有料(1000円)の8種は、最高級の純米大吟醸雫酒(大中屋)に始まり、4合瓶で1万円超えが3種、5千円超えが3種という高級ぶり。なかなかに通常呑み比べられないものなのでとても満足しました。特に純米大吟醸雫酒(大中屋)とスパークリングの最高級(杜ノ奏)はやはり特別感が溢れます。特別なお祝いの時にいただきたいですね。杜ノ奏は近くで造られているサントリーウィスキー白州の樽で寝かせたウィスキーの香り漂うスパークリング日本酒です。この樽が使えるようになるまでには長年の交渉が必要だったとか。他には無いこの香りとスッキリした味わい。ファンになりました(高額なのでなかなか購入はできませんが・・・)。他にもスパークリング日本酒は星ノ輝、山ノ霞と全部で3種類あります。どちらもドライで食中酒としても美味しいです。他の蔵でこの時期によく見られる活性にごり酒とは違って、にごりもなく、火入れもされていて安定したスパークリングです。シャンパンの代わりにもなると思います。瓶や栓もシャンパンを意識したものになっています。機会を見つけて是非飲んでみていただきたい逸品です。
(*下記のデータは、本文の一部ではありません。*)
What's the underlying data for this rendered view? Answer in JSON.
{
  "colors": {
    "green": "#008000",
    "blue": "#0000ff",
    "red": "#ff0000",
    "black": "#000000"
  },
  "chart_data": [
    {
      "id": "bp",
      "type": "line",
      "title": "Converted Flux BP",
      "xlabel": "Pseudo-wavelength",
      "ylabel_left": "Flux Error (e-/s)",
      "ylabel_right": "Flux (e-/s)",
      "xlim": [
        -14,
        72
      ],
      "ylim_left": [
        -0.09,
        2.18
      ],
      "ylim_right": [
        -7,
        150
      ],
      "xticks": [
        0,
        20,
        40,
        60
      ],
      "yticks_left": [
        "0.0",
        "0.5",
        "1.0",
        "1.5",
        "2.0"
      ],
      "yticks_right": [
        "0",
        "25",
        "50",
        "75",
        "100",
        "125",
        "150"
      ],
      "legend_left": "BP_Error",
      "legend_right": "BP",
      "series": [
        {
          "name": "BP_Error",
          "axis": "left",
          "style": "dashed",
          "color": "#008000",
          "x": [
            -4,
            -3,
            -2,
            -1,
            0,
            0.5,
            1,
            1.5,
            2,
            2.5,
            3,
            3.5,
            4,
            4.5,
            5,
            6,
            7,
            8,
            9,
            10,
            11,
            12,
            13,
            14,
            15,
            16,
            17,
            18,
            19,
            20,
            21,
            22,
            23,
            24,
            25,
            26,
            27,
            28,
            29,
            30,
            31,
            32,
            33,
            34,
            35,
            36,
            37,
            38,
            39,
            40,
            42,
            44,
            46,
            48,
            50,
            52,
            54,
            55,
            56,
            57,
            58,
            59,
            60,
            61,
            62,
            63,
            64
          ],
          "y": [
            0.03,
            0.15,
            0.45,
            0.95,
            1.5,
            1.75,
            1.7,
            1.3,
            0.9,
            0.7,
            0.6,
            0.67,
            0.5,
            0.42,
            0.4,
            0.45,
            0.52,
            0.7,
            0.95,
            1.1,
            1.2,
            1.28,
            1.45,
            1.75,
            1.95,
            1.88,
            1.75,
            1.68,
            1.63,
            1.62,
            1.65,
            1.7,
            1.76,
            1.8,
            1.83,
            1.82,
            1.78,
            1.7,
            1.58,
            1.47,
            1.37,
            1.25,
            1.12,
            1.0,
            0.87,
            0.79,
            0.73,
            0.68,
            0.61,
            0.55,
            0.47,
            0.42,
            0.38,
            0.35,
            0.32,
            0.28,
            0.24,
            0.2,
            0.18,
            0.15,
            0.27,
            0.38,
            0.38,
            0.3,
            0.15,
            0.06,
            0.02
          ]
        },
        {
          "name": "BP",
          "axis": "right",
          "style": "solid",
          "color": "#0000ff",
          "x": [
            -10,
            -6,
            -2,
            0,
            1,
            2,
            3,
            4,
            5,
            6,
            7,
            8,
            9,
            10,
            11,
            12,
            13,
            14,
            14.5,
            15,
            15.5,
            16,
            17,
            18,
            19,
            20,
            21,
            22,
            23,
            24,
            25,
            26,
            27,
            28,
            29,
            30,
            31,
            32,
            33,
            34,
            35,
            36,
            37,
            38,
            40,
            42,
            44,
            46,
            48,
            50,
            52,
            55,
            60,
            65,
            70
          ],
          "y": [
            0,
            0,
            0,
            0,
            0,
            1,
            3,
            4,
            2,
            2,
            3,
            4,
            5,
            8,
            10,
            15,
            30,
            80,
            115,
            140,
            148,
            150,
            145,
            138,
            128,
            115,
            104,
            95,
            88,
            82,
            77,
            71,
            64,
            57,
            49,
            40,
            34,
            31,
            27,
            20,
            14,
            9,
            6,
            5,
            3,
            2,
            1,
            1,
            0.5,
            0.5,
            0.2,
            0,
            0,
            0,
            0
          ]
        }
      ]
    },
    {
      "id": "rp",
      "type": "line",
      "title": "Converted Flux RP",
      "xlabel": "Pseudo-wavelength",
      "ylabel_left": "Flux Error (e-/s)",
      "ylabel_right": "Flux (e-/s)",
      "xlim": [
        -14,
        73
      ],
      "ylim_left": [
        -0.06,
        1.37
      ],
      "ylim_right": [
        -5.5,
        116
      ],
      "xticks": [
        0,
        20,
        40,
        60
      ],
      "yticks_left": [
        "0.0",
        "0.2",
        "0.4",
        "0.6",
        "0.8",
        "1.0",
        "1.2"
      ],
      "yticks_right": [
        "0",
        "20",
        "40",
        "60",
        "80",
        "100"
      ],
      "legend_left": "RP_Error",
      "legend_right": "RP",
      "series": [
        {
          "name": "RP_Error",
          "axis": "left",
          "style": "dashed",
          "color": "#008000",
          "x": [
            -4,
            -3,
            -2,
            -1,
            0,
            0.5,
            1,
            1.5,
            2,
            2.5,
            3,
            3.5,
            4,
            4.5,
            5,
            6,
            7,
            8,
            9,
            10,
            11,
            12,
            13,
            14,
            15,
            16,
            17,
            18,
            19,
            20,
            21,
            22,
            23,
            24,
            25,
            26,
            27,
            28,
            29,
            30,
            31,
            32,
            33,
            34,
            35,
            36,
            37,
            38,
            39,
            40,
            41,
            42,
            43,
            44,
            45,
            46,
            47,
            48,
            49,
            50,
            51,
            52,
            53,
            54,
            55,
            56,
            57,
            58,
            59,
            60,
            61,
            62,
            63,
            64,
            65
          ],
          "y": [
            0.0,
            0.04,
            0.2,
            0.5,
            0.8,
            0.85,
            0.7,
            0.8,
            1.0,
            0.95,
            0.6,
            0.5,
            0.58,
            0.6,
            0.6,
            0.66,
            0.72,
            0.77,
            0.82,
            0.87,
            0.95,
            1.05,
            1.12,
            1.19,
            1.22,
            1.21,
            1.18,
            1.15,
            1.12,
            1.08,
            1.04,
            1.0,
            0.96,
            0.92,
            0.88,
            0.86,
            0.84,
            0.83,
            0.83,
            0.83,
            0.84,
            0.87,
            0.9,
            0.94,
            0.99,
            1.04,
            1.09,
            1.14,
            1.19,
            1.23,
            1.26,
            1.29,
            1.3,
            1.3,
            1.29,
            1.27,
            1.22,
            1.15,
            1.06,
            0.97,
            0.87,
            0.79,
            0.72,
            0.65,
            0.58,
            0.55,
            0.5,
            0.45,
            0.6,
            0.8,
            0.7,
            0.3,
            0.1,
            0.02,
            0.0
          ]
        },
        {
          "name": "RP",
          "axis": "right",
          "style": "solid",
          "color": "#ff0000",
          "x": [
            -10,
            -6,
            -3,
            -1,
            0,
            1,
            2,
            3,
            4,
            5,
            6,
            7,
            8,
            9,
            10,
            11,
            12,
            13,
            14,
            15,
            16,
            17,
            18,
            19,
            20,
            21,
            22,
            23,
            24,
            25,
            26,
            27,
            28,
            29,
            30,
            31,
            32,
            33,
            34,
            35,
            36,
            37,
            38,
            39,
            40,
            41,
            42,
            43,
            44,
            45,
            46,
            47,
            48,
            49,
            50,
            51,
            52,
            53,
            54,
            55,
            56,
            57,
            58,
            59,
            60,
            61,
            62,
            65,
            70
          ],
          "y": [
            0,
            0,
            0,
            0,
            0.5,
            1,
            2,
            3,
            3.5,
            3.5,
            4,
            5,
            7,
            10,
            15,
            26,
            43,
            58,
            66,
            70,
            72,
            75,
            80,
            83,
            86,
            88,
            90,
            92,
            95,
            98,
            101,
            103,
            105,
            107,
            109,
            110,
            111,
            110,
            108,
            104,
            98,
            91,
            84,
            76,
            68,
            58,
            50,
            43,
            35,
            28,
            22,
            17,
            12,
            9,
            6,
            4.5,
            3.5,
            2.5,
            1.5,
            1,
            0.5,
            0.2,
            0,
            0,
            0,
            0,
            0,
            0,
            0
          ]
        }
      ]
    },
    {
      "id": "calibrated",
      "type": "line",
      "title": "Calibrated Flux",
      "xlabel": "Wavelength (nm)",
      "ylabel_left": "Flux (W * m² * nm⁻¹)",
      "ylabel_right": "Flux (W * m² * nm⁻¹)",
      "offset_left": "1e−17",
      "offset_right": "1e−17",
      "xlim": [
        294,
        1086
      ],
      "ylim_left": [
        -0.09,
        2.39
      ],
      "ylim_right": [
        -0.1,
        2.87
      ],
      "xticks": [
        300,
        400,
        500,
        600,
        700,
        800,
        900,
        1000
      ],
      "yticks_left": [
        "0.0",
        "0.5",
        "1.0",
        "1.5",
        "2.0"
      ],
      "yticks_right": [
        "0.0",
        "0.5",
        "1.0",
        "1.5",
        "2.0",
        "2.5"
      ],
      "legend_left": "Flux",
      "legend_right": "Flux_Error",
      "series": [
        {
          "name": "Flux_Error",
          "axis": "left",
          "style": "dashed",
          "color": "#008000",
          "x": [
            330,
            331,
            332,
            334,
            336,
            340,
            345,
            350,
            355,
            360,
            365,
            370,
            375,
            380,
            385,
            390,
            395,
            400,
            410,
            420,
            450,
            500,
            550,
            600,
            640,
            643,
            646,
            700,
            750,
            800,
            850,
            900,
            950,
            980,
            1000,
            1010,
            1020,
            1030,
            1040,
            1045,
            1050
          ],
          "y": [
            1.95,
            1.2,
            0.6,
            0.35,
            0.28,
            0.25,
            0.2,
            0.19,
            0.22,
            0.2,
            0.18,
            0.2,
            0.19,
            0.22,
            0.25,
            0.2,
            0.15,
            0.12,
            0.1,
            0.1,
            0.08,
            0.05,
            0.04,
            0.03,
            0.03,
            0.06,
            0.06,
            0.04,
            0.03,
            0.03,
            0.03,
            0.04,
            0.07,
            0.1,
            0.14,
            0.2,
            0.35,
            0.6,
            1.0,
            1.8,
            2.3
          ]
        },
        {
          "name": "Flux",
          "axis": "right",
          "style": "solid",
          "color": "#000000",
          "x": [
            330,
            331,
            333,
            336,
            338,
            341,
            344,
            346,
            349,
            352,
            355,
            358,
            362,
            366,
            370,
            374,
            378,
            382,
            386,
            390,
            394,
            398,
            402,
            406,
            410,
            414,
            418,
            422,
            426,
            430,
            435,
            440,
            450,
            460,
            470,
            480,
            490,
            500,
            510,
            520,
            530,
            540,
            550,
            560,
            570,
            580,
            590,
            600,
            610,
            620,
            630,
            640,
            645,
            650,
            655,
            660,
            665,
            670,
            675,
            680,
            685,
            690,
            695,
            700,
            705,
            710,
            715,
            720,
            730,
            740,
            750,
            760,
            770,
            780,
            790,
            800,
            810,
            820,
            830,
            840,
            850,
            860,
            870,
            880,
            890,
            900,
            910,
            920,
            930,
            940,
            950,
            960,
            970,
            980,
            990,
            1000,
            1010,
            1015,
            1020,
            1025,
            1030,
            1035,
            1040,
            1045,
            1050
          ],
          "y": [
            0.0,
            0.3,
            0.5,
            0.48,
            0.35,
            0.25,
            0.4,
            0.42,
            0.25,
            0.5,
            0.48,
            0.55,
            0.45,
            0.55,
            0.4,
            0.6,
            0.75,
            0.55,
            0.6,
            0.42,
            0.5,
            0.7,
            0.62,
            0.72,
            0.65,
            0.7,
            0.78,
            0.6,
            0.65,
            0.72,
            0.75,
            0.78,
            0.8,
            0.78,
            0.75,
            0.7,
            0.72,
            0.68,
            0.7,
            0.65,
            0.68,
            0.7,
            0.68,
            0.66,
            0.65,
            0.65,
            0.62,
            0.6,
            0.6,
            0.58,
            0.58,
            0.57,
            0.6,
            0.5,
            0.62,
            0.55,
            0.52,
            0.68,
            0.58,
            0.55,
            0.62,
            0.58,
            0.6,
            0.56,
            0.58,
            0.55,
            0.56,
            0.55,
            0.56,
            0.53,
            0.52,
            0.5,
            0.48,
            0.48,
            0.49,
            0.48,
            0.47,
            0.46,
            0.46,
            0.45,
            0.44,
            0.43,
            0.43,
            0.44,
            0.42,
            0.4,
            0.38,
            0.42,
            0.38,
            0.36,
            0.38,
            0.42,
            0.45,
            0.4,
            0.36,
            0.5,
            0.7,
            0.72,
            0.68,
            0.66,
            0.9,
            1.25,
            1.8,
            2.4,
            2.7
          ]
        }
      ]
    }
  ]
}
他にも都内では見ない本醸造「甘酸辛苦渋(かんさんしんくじゅう)」(唯一の燗酒!)や「蔵出し二年熟成本醸造無濾過生原酒」などとても興味深いお酒が試飲できました。蔵出し二年熟成は試飲は出来たのですが、販売分はすでに売り切れとのこと。納得の味でした。

試飲酒各種

山梨銘醸さんの蔵開きは終わってしまったので、来年のお楽しみということになりますが、この時期は色々な蔵元で蔵開きが行われます。まだこれから行う蔵もありますので、予定を合わせて色々な蔵を見てみるのも楽しいですよ。「多くの方が訪れる蔵開きは人が多いのでゆっくり見れない、飲めない」と言われることもありますが、蔵元も皆さんに楽しんでもらえるように色々と工夫されていたり、蔵開きでしか呑めないものや聞けない話があることもあります。それにやっぱり「今年の酒はどうだろう」と来ている方みんな同じ気持ちで楽しめるのが蔵開きの良いところではないでしょうか。